Борис Мездрич: «У нас функции цензурирования перешли в руки даже не церкви, а радикалов от православия»

ЧТО ДЕЛАЕТ ПОСЛЕ УВОЛЬНЕНИЯ ИЗ НОВОСИБИРСКОГО ТЕАТРА ОПЕРЫ И БАЛЕТА?

— Творческий отпуск — это хорошо звучит в нынешних обстоятельствах. Конечно, сейчас много встреч, действительно куда-то зовут, но я бы пока не стал называть конкретные места. Да и процессы, уже даже не связанные с театром, а касающиеся того, что привело к моему уходу, я имею в виду отношения церковь—государство—искусство, они никуда не делись, я продолжаю наблюдать за ними. Поэтому лишний раз думаешь, куда двигаться — в сторону театра или куда-то еще.

ПОХОЖА ЛИ НЫНЕШНЯЯ СИТУАЦИЯ НА ОТНОШЕНИЯ ТЕАТРА И ГОСУДАРСТВА В СОВЕТСКОЕ ВРЕМЯ?

— Мне кажется, что похожие функции сейчас берет на себя РПЦ. Я не буду говорить за всю Одессу, но у нас в Новосибирске функции цензурирования перешли в руки даже не церкви, а радикалов от православия, активистов каких-то структур, которые тут существуют в большом количестве. При этом они пользуются ресурсами местной епархии, ее сайтом, ее коммуникациями. Очень это все знакомо. А эти люди, по-моему, продвигают какие-то свои цели, тоже хотят власти и преференций в обществе, что-то хотят от государства. Жалко, что с ними порой заодно и представители силовых структур. Вот письмо на меня и режиссера спектакля «Тангейзер» Тимофея Кулябина в прокуратуру написал не только митрополит Новосибирский и Бердский Тихон, но еще и замначальника главного управления областного МВД генерал-майор Кириллов. Это есть в материалах нашего дела. Да, потом был суд, экспертиза. Суд все решил в нашу пользу, потом прокуратура это решение обжаловала, но отозвала заявление, так как 29 марта меня уволили.

СЛЕДИТ ЛИ ЗА ПРОИСХОДЯЩЕМ В ТЕАТРЕ ПОСЛЕ ЕГО УВОЛЬНЕНИЯ?

— Ну а что следить? Там и следить не нужно, все видно в СМИ. Новый директор Владимир Кехман как-то все больше на опережение работает: сначала о планах, не вникнув в специфику работы учреждения, заявляет, а уже потом объясняет, что имел в виду. Ну вот, например, его слова по поводу низких зарплат неверны, по поводу задержек выплат сотрудникам тоже.
То, что театр недостаточно финансировался, никто и не спорит. Я вот тут сравнивал бюджеты и характеристики нашего театра с тем же Михайловским театром.
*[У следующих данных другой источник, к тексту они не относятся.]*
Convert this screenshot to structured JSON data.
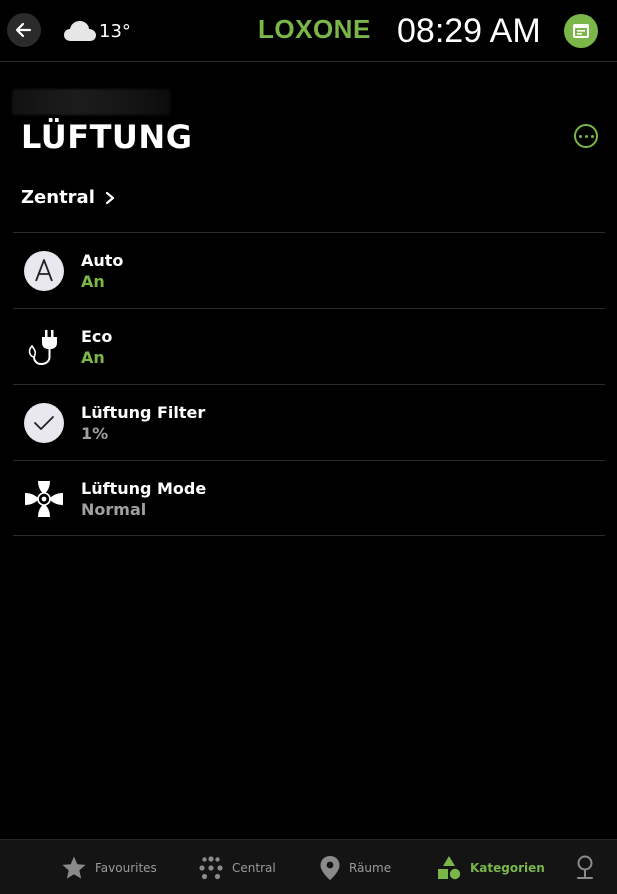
{
  "header": {
    "weather_icon": "cloud-icon",
    "temperature": "13°",
    "brand": "LOXONE",
    "time": "08:29 AM"
  },
  "page": {
    "title": "LÜFTUNG",
    "section": "Zentral"
  },
  "items": [
    {
      "title": "Auto",
      "value": "An",
      "icon": "auto-icon",
      "value_color": "#7ab648"
    },
    {
      "title": "Eco",
      "value": "An",
      "icon": "eco-plug-icon",
      "value_color": "#7ab648"
    },
    {
      "title": "Lüftung Filter",
      "value": "1%",
      "icon": "check-icon",
      "value_color": "#a0a0a0"
    },
    {
      "title": "Lüftung Mode",
      "value": "Normal",
      "icon": "fan-icon",
      "value_color": "#a0a0a0"
    }
  ],
  "nav": {
    "favourites": "Favourites",
    "central": "Central",
    "rooms": "Räume",
    "categories": "Kategorien"
  },
  "colors": {
    "accent": "#7ab648",
    "background": "#000000"
  }
}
Правда, цифры по 2013 году, но тоже показательно. Вот, к примеру, у нас 1774 места в большом зале. У нас источник финансирования — федеральный бюджет. У Михайловского, где мест в два раза меньше, муниципальное финансирование. У нас при этом выходит из бюджета по 1780 руб. на зрителя, а у них — по 3500 руб. Но давайте сравним цифры посещаемости за 2013 год. В Новосибирском театре на каждом спектакле в среднем было на 500 человек больше, чем в Михайловском. И Новосибирск — не Петербург, здесь практически нет туристов, а населения в пять раз меньше.
О ВЛАДИМИРЕ КЕХМАНЕ

— Я его лично не знал. Мы по телефону четыре раза общались. Общение было не самое радостное. Впервые мы с ним коротко увиделись в Толмачево. Разговоры были жесткие. Вот он говорит: «Хочу дать театру название “Большой театр Сибири”». А я ему объясняю, что права на слово «большой» у Большого театра, что это все кончается плохо, что у них положительный опыт работы в судах. Он мне отвечает: «Ничего, договоримся». Очень скоро гендиректор Большого театра Владимир Урин, узнав о его планах, все популярно объяснил. Похоже, что новому директору еще предстоит освоить этические нормы в отношении коллег, зрителей, жителей города. Сможет ли, вот в чем вопрос.

БОЯЛСЯ ЛИ СТАВИТЬ «ТАНГЕЙЗЕРА»?

— У нас не было никаких опасений. Я воспринимаю это как игру, как театр. Как ситуацию, которой в жизни быть не может, она не имеет отношения к реальности. В нашей постановке — Иисус не тот, который священный и сакральный. У нас даже в программе не написано, что это Иисус Христос, у нас написано: «актер, играющий Иисуса». Слова «Христос» нет. Да, актер внешне напоминает канонический образ, но он у нас такой, поплотнее. Но это все равно «двойной отжим», получается: артист на сцене по сюжету переодевается в Иисуса, чтобы сняться в кино. То есть мы максимально ушли от реального образа, чтобы вообще отдалиться от церковной атрибутики. Мы же не иконы на сцену выставили. Мне кажется, что статью об оскорблении чувств верующих надо если использовать, то только применительно к каким-то ситуациям в храмах, соборах, церквях, на прилегающих к ним территориях. Но нельзя делать этой территорией все государство.

О ФИНАНСОВОЙ ЦЕНЗУРЕ

— Подход «кто платит, тот и заказывает музыку» — большая ошибка. Когда мне на встрече министр культуры сказал, что расходы на «Тангейзер» будут вычтены из бюджета на 2015 год, я опешил. Это прямая финансовая цензура, получается. Мы же видим, что даже представители власти однозначной позиции не имеют по этому вопросу. Даже советник президента по культуре Владимир Толстой говорил, что деньги даются не на результат, а на реализацию идеи. Так и науку можно перестать финансировать, ведь в ней тоже конечный результат неочевиден. Я хочу услышать точку зрения министра очень четко. Чувства верующих — они когда могут быть оскорблены? Если ты получил деньги от государства — ты ориентируешься на чувства верующих, а если это частное финансирование — можно не ориентироваться? Я перестаю понимать что-либо. Деньги — инструмент, не самоцель. В уставе ни одного театра не написано, что его конечная цель — получение прибыли. Спектакль может быть спорным, в этом нет ничего страшного. Но это не предмет административного спора, как и чувства верующих.